L’opposition a commencé à crier victoire, le pouvoir tentant de dissuader d’autres manifestants de rejoindre le mouvement en laissant croire que le projet de loi était reporté. Pendant ce temps, les jeunes se sont organisés. Razzia de parapluies dans les supérettes alentour, distributions de masques et de bouteilles d’eau. Certains se préparaient à un long siège. Assis sur la chaussée, calmes, ils évoquaient la peur générée par ce projet d’amendement présenté en février par le gouvernement. Au-dessus de leurs têtes, de l’autre côté du mur surmonté de barbelés, le drapeau chinois flottait au vent. Depuis le siège de l’Armée populaire de libération, qui se dresse à quelques mètres du Parlement, des soldats en treillis inspectaient la foule avec des jumelles.
« Notre sécurité est en danger. Beaucoup pourraient se retrouver dans les prisons chinoises, sans raison, redoute dépitée Poling, étudiante en commerce. Regardez ce qu’ils font dans le Xinjiang avec les musulmans, des camps de concentration pires que ceux des nazis. C’est ça la Chine. Il n’y a pas de justice. Et le gouvernement de Hongkong est en train de lécher le cul du gouvernement central au lieu de nous protéger en vertu du principe « un pays, deux systèmes ». » « Si la loi passe, on n’osera plus rien dire », renchérit Mecy. La collégienne de 14 ans a séché les cours dans le dos de ses parents, parce qu’elle est « hongkongaise, pas chinoise » et veut « protéger cette identité ».
Système judiciaire chinois opaque
Le texte tant décrié prévoit d’amender les règles d’extradition pour permettre, au cas par cas, de remettre des personnes recherchées aux juridictions avec lesquelles la région chinoise semi-autonome n’a pas d’accord, dont la Chine continentale.
Le projet, défendu par l’exécutif hongkongais, prochinois, n’a dans un premier temps suscité que l’ire de l’opposition.

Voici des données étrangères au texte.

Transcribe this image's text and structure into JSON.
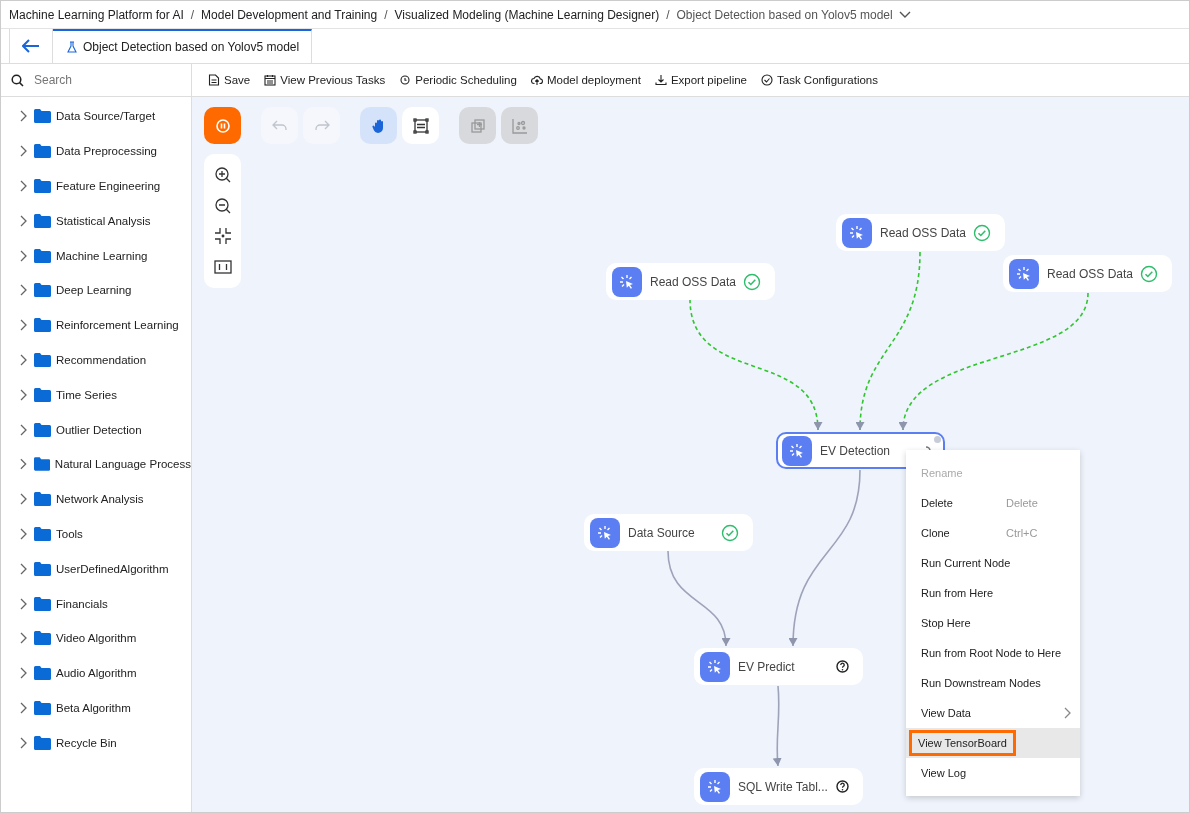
{
  "breadcrumbs": [
    {
      "label": "Machine Learning Platform for AI",
      "current": false,
      "separator": "/"
    },
    {
      "label": "Model Development and Training",
      "current": false,
      "separator": "/"
    },
    {
      "label": "Visualized Modeling (Machine Learning Designer)",
      "current": false,
      "separator": "/"
    },
    {
      "label": "Object Detection based on Yolov5 model",
      "current": true
    }
  ],
  "tabs": [
    {
      "label": "Object Detection based on Yolov5 model",
      "selected": true
    }
  ],
  "search": {
    "placeholder": "Search"
  },
  "toolbar": [
    {
      "kind": "save",
      "label": "Save"
    },
    {
      "kind": "calendar",
      "label": "View Previous Tasks"
    },
    {
      "kind": "clock",
      "label": "Periodic Scheduling"
    },
    {
      "kind": "cloud",
      "label": "Model deployment"
    },
    {
      "kind": "export",
      "label": "Export pipeline"
    },
    {
      "kind": "check",
      "label": "Task Configurations"
    }
  ],
  "sidebar": {
    "items": [
      {
        "label": "Data Source/Target",
        "expanded": false
      },
      {
        "label": "Data Preprocessing",
        "expanded": false
      },
      {
        "label": "Feature Engineering",
        "expanded": false
      },
      {
        "label": "Statistical Analysis",
        "expanded": false
      },
      {
        "label": "Machine Learning",
        "expanded": false
      },
      {
        "label": "Deep Learning",
        "expanded": false
      },
      {
        "label": "Reinforcement Learning",
        "expanded": false
      },
      {
        "label": "Recommendation",
        "expanded": false
      },
      {
        "label": "Time Series",
        "expanded": false
      },
      {
        "label": "Outlier Detection",
        "expanded": false
      },
      {
        "label": "Natural Language Process",
        "expanded": false
      },
      {
        "label": "Network Analysis",
        "expanded": false
      },
      {
        "label": "Tools",
        "expanded": false
      },
      {
        "label": "UserDefinedAlgorithm",
        "expanded": false
      },
      {
        "label": "Financials",
        "expanded": false
      },
      {
        "label": "Video Algorithm",
        "expanded": false
      },
      {
        "label": "Audio Algorithm",
        "expanded": false
      },
      {
        "label": "Beta Algorithm",
        "expanded": false
      },
      {
        "label": "Recycle Bin",
        "expanded": false
      }
    ]
  },
  "canvas_tools": [
    {
      "kind": "pause",
      "disabled": false,
      "selected": false
    },
    {
      "kind": "undo",
      "disabled": true,
      "selected": false
    },
    {
      "kind": "redo",
      "disabled": true,
      "selected": false
    },
    {
      "kind": "hand",
      "disabled": false,
      "selected": true
    },
    {
      "kind": "frame",
      "disabled": false,
      "selected": false
    },
    {
      "kind": "group",
      "disabled": true,
      "selected": false
    },
    {
      "kind": "scatter",
      "disabled": true,
      "selected": false
    }
  ],
  "nodes": [
    {
      "label": "Read OSS Data",
      "kind": "success",
      "selected": false
    },
    {
      "label": "Read OSS Data",
      "kind": "success",
      "selected": false
    },
    {
      "label": "Read OSS Data",
      "kind": "success",
      "selected": false
    },
    {
      "label": "EV Detection",
      "kind": "running",
      "selected": true,
      "inputs": [
        {
          "dashed": true
        },
        {
          "dashed": true
        },
        {
          "dashed": true
        }
      ]
    },
    {
      "label": "Data Source",
      "kind": "success",
      "selected": false
    },
    {
      "label": "EV Predict",
      "kind": "unknown",
      "selected": false,
      "inputs": [
        {
          "dashed": false
        },
        {
          "dashed": false
        }
      ]
    },
    {
      "label": "SQL Write Tabl...",
      "kind": "unknown",
      "selected": false,
      "inputs": [
        {
          "dashed": false
        }
      ]
    }
  ],
  "context_menu": [
    {
      "label": "Rename",
      "disabled": true,
      "submenu": false,
      "selected": false
    },
    {
      "label": "Delete",
      "shortcut": "Delete",
      "disabled": false,
      "submenu": false,
      "selected": false
    },
    {
      "label": "Clone",
      "shortcut": "Ctrl+C",
      "disabled": false,
      "submenu": false,
      "selected": false
    },
    {
      "label": "Run Current Node",
      "disabled": false,
      "submenu": false,
      "selected": false
    },
    {
      "label": "Run from Here",
      "disabled": false,
      "submenu": false,
      "selected": false
    },
    {
      "label": "Stop Here",
      "disabled": false,
      "submenu": false,
      "selected": false
    },
    {
      "label": "Run from Root Node to Here",
      "disabled": false,
      "submenu": false,
      "selected": false
    },
    {
      "label": "Run Downstream Nodes",
      "disabled": false,
      "submenu": false,
      "selected": false
    },
    {
      "label": "View Data",
      "disabled": false,
      "submenu": true,
      "selected": false
    },
    {
      "label": "View TensorBoard",
      "disabled": false,
      "submenu": false,
      "selected": true
    },
    {
      "label": "View Log",
      "disabled": false,
      "submenu": false,
      "selected": false
    }
  ]
}
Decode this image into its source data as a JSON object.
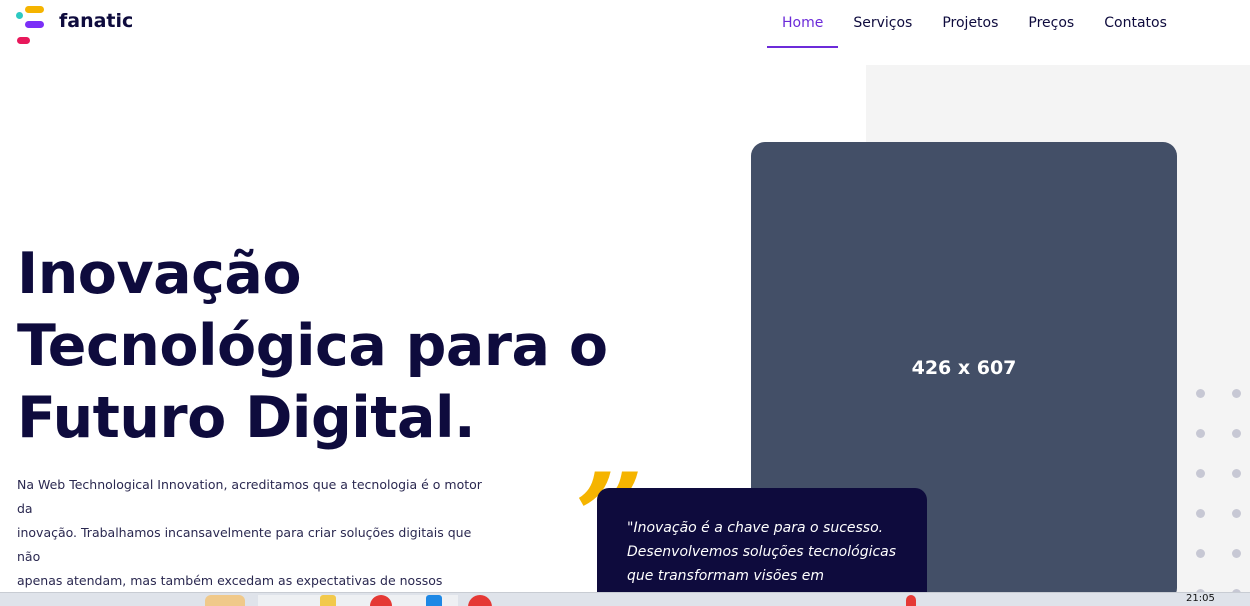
{
  "header": {
    "brand": "fanatic",
    "nav": [
      {
        "label": "Home",
        "active": true
      },
      {
        "label": "Serviços",
        "active": false
      },
      {
        "label": "Projetos",
        "active": false
      },
      {
        "label": "Preços",
        "active": false
      },
      {
        "label": "Contatos",
        "active": false
      }
    ]
  },
  "hero": {
    "title_line1": "Inovação",
    "title_line2": "Tecnológica para o",
    "title_line3": "Futuro Digital.",
    "text_line1": "Na Web Technological Innovation, acreditamos que a tecnologia é o motor da",
    "text_line2": "inovação. Trabalhamos incansavelmente para criar soluções digitais que não",
    "text_line3": "apenas atendam, mas também excedam as expectativas de nossos clientes."
  },
  "image_placeholder": {
    "label": "426 x 607"
  },
  "quote": {
    "mark": "”",
    "line1": "\"Inovação é a chave para o sucesso.",
    "line2": "Desenvolvemos soluções tecnológicas",
    "line3": "que transformam visões em realidade,"
  },
  "taskbar": {
    "clock": "21:05"
  },
  "colors": {
    "brand_dark": "#0e0b3d",
    "accent": "#6c2bd9",
    "quote_yellow": "#f5b400",
    "placeholder_bg": "#434f67"
  }
}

Elle estime que la justice – dont l’indépendance est garantie par l’accord de rétrocession entre Londres et Pékin en 1997 – ne peut commencer à livrer quiconque à un système judiciaire chinois opaque, corrompu et soumis au pouvoir politique.
Les milieux d’affaires et la communauté internationale ont ensuite rejoint le concert des critiques, déplorant le manque de garde-fous et l’impact dévastateur que cette mesure pourrait avoir sur la réputation du territoire semi-autonome, qui bénéficie encore d’un état de droit sans égal en Chine. L’érosion accélérée des spécificités de Hongkong pousse beaucoup de gens à considérer une relocalisation ou une expatriation. « Mes parents ont commencé à aborder le sujet il y a quelques semaines, à cause de ce projet d’extradition. On va certainement quitter Hongkong dans quelques mois pour un pays démocratique », dit Kama, 23 ans.
Mercredi matin, l’indice Hang Seng a baissé de 1,6%, signe que « les investisseurs restent effrayés par les conséquences considérables que la loi sur l’extradition pourraient avoir pour attirer les recrues étrangères », explique Stephen Innes, analyste au cabinet Vanguard Markets. La proposition de loi « met aussi en question la viabilité de Hongkong en tant que centre financier majeur, ce qui effraie les investisseurs immobiliers », poursuit l’analyste basé à Singapour.
En fin d’après-midi, les forces de l’ordre chargeaient les manifestants, avec boucliers, bâtons, balles en caoutchouc et jets de lacrymos. Dans le même temps, le secrétariat du LegCo envoyait un message aux députés pour leur indiquer les passages sécurisés pour entrer au Parlement. En début de soirée, les députés prodémocratiques étaient informés qu’il n’y aurait pas de session ce mercredi.